Die erste künstliche Sonne, die in China entwickelt wurde und EAST heißt, bricht alle Rekorde und erreicht 120 Millionen Grad Celsius.
Einer der schönsten Aspekte des Fortschritts ist, dass wir mit Hilfe neuer Technologien potenziell alles erschaffen können. Es gibt Menschen, die künstliche Satelliten aus Pilzen zusammenbauen wollen, Menschen, die Masken zur Rettung von Bienen entwickelt haben, und Menschen, die futuristische Städte auf dem Mars planen.
In China wollte man noch weiter gehen und so etwas wie die erste künstliche Sonne schaffen. Das Projekt geht auf den Dezember 2019 zurück, als die chinesische Regierung bekannt gab, dass sie ein Gerät entwickelt hat, mit dem die Kernfusion nachgebildet werden kann, dieselbe Art von Reaktion, die auch die Sonne antreibt. Ein Jahr später wurde der Reaktor zum ersten Mal in Betrieb genommen, aber erst jetzt erregt er wieder das Interesse der wissenschaftlichen Gemeinschaft.

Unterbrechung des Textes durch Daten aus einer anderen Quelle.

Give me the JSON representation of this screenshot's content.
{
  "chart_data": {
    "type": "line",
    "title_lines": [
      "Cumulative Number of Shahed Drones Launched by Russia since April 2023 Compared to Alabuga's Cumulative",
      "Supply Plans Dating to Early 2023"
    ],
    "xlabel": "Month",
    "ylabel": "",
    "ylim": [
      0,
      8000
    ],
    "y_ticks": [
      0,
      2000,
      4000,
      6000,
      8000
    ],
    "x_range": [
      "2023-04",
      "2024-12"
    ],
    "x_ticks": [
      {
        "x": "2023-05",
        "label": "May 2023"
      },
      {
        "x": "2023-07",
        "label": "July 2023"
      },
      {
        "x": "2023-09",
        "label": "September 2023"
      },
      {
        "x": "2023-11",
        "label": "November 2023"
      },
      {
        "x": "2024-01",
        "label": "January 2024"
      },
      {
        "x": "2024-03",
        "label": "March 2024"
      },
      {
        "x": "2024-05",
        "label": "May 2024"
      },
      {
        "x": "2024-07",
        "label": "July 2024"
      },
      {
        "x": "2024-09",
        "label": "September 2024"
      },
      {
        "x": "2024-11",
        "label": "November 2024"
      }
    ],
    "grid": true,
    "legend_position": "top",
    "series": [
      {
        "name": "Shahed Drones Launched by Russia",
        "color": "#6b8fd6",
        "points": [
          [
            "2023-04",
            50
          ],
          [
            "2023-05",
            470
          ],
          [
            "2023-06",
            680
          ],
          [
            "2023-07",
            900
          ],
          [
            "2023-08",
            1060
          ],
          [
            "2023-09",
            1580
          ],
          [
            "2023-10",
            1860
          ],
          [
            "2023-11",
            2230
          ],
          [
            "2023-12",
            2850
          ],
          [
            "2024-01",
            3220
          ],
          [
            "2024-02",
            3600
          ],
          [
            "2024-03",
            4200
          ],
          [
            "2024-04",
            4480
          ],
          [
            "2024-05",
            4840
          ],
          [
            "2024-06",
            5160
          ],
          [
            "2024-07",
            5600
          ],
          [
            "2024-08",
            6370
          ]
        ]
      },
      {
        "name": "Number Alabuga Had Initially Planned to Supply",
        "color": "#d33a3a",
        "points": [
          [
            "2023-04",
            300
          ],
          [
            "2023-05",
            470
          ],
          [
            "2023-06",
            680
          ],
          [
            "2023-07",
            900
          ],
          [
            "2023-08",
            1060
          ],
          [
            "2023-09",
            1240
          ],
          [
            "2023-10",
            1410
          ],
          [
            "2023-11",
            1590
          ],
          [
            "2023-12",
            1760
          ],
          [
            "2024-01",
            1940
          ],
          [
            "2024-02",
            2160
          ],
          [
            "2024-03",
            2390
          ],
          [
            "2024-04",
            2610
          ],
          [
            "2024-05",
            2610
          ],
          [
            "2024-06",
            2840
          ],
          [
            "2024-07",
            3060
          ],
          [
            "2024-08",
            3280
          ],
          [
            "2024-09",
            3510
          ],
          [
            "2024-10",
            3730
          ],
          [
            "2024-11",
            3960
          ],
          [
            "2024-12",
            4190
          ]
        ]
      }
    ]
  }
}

Denn am Morgen des 28. Mai hat der chinesische EAST-Reaktor (Experimental Advanced Superconducting Tokamak) nach Angaben seiner Erbauer einen neuen Weltrekord aufgestellt. Und schließlich "leuchtete" er wie der wichtigste Himmelskörper. Der Experimental Advanced Superconducting Tokamak erreichte eine Plasmatemperatur von 120 Millionen Grad Celsius, die er 120 Sekunden lang stabil und vor allem kontrolliert halten konnte. Und nicht nur das: In den folgenden 20 Sekunden war Chinas "Sonne" fast 160 Millionen Grad Celsius heiß, wie lokale Zeitungen berichten.
Der bisherige Rekord von 100 Millionen Grad für 10 Sekunden wurde damit weit übertroffen und ein außergewöhnlicher Meilenstein für die Forschung gesetzt. Für Li Miao, Direktor der Physikabteilung an der Southern University of Science and Technology in Shenzhen, ist dies ein wichtiger Schritt, um eine stabile Temperatur über lange Zeit aufrechtzuerhalten und den Kernfusionsreaktor auf Hochtouren laufen zu lassen.
Während unsere Sonne diese Reaktion auf natürliche Weise - hauptsächlich durch die Schwerkraft - erzeugen kann, müssen wir superstarke und stabile Generatoren verwenden, um die Atome zusammenzubringen. Deuterium, ein Element, das vor allem im Wasser vorkommt, kann für ihre Bewegung genutzt werden: So kann ein Liter Meerwasser durch Kernfusion das Energieäquivalent von 300 Litern Benzin erzeugen.
Wir wissen noch nicht, wann wir diese Art von Energie tatsächlich nutzen können. Laut Lin Boqiang, Direktor des China Centre for Energy Economics Research, wird es mindestens 30 Jahre dauern, eine funktionierende künstliche Sonne herzustellen. Die aktuellen Ergebnisse sind jedoch ermutigend und bringen uns dem großen Moment näher, an dem wir in der Lage sein werden, saubere und praktisch unbegrenzte Energie zu erzeugen. Genau wie die eines Stars.